Among the top tier of violinists, I find that Khachatryan has absolutely the most beautiful vibrato and singing quality. That obviously is a great match for the Tchaikovsky, and I wasn’t disappointed. Sitting so close, we could hear all crunchy sound from the bow, but we still got plenty of the gorgeous singing and lyrical playing from him. One thing he did much more tonight was to have fun and play outside the bounds of the normal interpretation of the piece. He played with the tempo a lot, and the SFS followed him dutifully. I’m about to perform a piece in the next few weeks, and seeing Khachatryan live inspired me to play a little more, with my speed, phrasing, breathing, and general interpretation.
I do feel like his technique has degraded a little bit in the last few years. He struggled with intonation and some of the more difficult runs. There were also a few places where a top tier soloist would race through a run at top speed, and he tended to take them at much more modest and manageable tempi. I don’t think I had seen a live performance of Tchaikovsky in a while, so I was reminded of just how grueling it is for the soloist. They play uninterrupted for very long sections at a time. He definitely looked tired by the end of the piece.
For the encore, he started by having some small banter with the concertmaster (Jason Issokson), who said something like “I memorized it” and “I’m ready”. It was a little hard to make out, and it definitely wasn’t for the purpose of the audience. Then, he and the concertmaster started playing the encore. Khachatryan didn’t announce the song, but it sounded clearly like something from his native Armenia. The SFCV called it “an improvisation on a traditional Armenian tune”. It was hauntingly beautiful. The concertmaster basically just held one note (the lowest C natural on the G string), and Khachatryan played a tune that seemed to snake lovingly around that C natural (and of course, both starting and ending on that note). So, in hindsight, the “I memorized it” line was in jest.

The second half was just the Shostakovich Symphony No. 8. This was a rather weird program, as there were just two pieces, whereas usually there would be some type of overture or short orchestral piece as an opener. This concert also started at 7:30 pm, instead of the usual 8:00 pm. The reason is the Shostakovich, which is a long and heavy piece (running easily more than 1 hour).
Prior to starting, Afkham said a few words about the symphony. It was mostly a warning, telling us that the piece had a lot of pain and anguish, and although there is humor in the piece, it is very deeply dark and ironic humor. He also explained that the piece is in C minor and ends in C major, which is the typical hero’s journey that many composers followed after Beethoven’s fifth. But that although this piece ends in C major, it does not have the same resolution as other pieces that go through the same journey.
I have to admit - I was pretty unfamiliar with the piece. I tried listening to it a few times in ancipation of this concert, but I never was able to make it all the way through.

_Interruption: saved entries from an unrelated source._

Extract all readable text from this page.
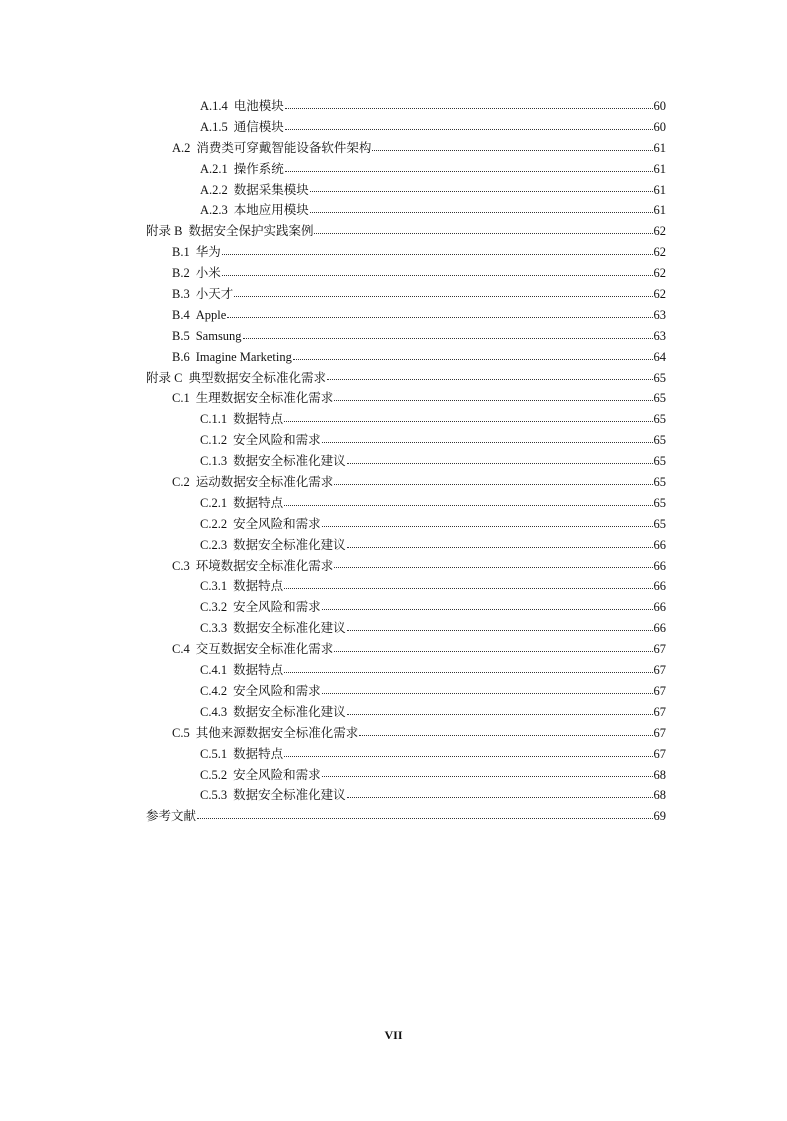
A.1.4 电池模块	60
A.1.5 通信模块	60
A.2 消费类可穿戴智能设备软件架构	61
A.2.1 操作系统	61
A.2.2 数据采集模块	61
A.2.3 本地应用模块	61
附录 B 数据安全保护实践案例	62
B.1 华为	62
B.2 小米	62
B.3 小天才	62
B.4 Apple	63
B.5 Samsung	63
B.6 Imagine Marketing	64
附录 C 典型数据安全标准化需求	65
C.1 生理数据安全标准化需求	65
C.1.1 数据特点	65
C.1.2 安全风险和需求	65
C.1.3 数据安全标准化建议	65
C.2 运动数据安全标准化需求	65
C.2.1 数据特点	65
C.2.2 安全风险和需求	65
C.2.3 数据安全标准化建议	66
C.3 环境数据安全标准化需求	66
C.3.1 数据特点	66
C.3.2 安全风险和需求	66
C.3.3 数据安全标准化建议	66
C.4 交互数据安全标准化需求	67
C.4.1 数据特点	67
C.4.2 安全风险和需求	67
C.4.3 数据安全标准化建议	67
C.5 其他来源数据安全标准化需求	67
C.5.1 数据特点	67
C.5.2 安全风险和需求	68
C.5.3 数据安全标准化建议	68
参考文献	69
VII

Sitting in the audience, I can see why the piece had a tough reception from the Soviet audience (and especially Stalin and the other Soviet leaders) at the time of the piece’s premiere. It is long, uncompromising, and aggressively unbeautiful. It seems pretty certain that Shostakovich knew what he was doing, and he wrote this piece deliberately to spell out some of his feelings on the war. But as a pure piece of music, it is a rough listen.
The piece is long and meandering. There is seemingly very little structure, and even little in the way of motifs. The second and third movements are two aggressive marches that both sound similar, and are both somehow evoking the same types of despair and dark humor. The fourth movement is a slow movement that seems to lose any semblance of momentum that the marches established, and the last movement is a chorale that again meanders all over the place. Near the very end, there is a very exposed violin solo, which is then joined by a cellos solo. The solos sound like they were written for a totally different piece. They are different in character, tone, key, and situation. And after those solos, the piece quickly turns to C major, and ends within about a minute of that key change. So it is technically correct that the piece goes from C minor to C major. But keep in mind this is a 60+ minute symphony, and 59 of those minutes are in a bleak and depressive minor key.
I’m glad to have listened through and experienced the symphony. It was clearly what Shostakovich meant to communicate at that time. But I very much doubt that I will be returning tot his piece any time soon.